Üçüncü önerim tarihi dizi. Muhteşem Yüzyıl'ın İstanbul'un fethiyle başlayan Fatih Sultan zamanına uyarlanması. Ancak bu dizide harem olmayacak. Mümkünse kadın da olmayacak. Yani mecbur kalınırsa nur yüzlü analar bacılar olabilir ama öyle ecdadımızı harem müptelası gibi gösteren yalan yanlış şeyler olmayacak. Ve asıl önemlisi, dizimiz bugünün İstanbul'u ile paralel ilerleyecek. Fetih olayının ne mübarek bir iş olduğu, aradan yüzyıllar da geçse asla hız kesmediği ve yeni nesiller tarafından azimle uygulanmaya devam edildiği gurur verici bir kurguyla anlatılacak. "İstanbul'un fethi bitmedi, devam ediyor hamdolsun!" diye bir slogan düşünülebilir. Dizi AVM'lerde çeklirse sonuç mükemmel olur, benden söylemesi.
Dördüncü önerim ise bir dönem dizisi. 28 Şubat dönemini elde mendil izletecek bir dizi bence pek yerinde bir seçim olur. Dizi temasının mağdur-mazlum-muhafazakar olarak belirlenmesi makul olur gibi duruyor. Mesajımız ise 'dinine kinine sahip çıkan nesiller iyidir hoştur' gibi bi şey olabilir. Siyasi yanı ağır basacağı için benim önerim, misal bir Bülent Arınç gibi içli dönem insanlarının bazı bölümlerde konuk olması. Yarı belgesel havasında çekilebilir bu dizi.
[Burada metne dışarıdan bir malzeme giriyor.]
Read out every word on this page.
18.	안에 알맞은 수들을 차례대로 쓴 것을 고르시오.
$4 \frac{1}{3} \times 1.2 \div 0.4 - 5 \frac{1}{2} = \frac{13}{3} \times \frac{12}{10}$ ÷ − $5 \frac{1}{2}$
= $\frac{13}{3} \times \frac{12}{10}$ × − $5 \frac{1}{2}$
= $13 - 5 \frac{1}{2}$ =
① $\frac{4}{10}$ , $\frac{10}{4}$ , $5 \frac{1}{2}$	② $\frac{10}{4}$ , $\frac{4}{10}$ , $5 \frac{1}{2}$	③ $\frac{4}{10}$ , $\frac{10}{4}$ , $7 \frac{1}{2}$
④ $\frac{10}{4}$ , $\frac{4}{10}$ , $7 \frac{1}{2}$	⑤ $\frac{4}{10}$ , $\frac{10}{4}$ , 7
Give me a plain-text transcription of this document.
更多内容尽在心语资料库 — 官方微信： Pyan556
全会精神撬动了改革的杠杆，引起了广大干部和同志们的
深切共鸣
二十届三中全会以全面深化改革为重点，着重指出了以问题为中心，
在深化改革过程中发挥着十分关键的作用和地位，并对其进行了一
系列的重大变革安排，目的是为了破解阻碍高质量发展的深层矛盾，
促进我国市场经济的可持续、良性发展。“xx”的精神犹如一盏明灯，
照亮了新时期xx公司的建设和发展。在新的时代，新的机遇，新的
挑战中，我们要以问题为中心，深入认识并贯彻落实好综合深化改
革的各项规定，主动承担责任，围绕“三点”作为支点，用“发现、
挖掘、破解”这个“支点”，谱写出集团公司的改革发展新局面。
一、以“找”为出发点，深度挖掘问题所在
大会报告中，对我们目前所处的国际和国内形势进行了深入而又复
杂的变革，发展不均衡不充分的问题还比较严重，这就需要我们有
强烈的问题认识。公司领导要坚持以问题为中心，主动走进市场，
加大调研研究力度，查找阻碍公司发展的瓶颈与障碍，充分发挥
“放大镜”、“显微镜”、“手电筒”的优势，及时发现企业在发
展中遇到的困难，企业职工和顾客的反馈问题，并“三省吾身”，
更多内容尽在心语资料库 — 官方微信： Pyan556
Ama elbette zaman ve zemin şartları gereği, mağdurun muktedir, mazlumun zalim olmaya doğru geçirdiği hızlı evrim, evrim falan yok yasakladık biz onu yasası gereğince gözardı edilecek, yok kabul edilecek. Gideri var bence. Hem bu dizi sayesinde yeşil sosyetenin yaşam tarzı, kılık kıyafetleri, moda anlayışları da izleyiciyle buluşur, olmam demez olur bence.
Genel olarak şunu söyleyebilirim ki, bu dizilerde asıl önemli olan şey hiçbir surette içkinin olmaması, afedersiniz elele tutuşmanın bile olmaması, o şahane genel ahlakımıza uygun, devletine hükümetine polisine ve enn önemlisii milletinee saygılıı diziler olması.
Ya peki çocuklar? notu: Çocuk programları, dizileri, oyunları, bunlar çok önemli işler, o bakımdan ayrıca incelemek gerekir. Bilahare önerilerim olabilir, takipte kalınız lütfen.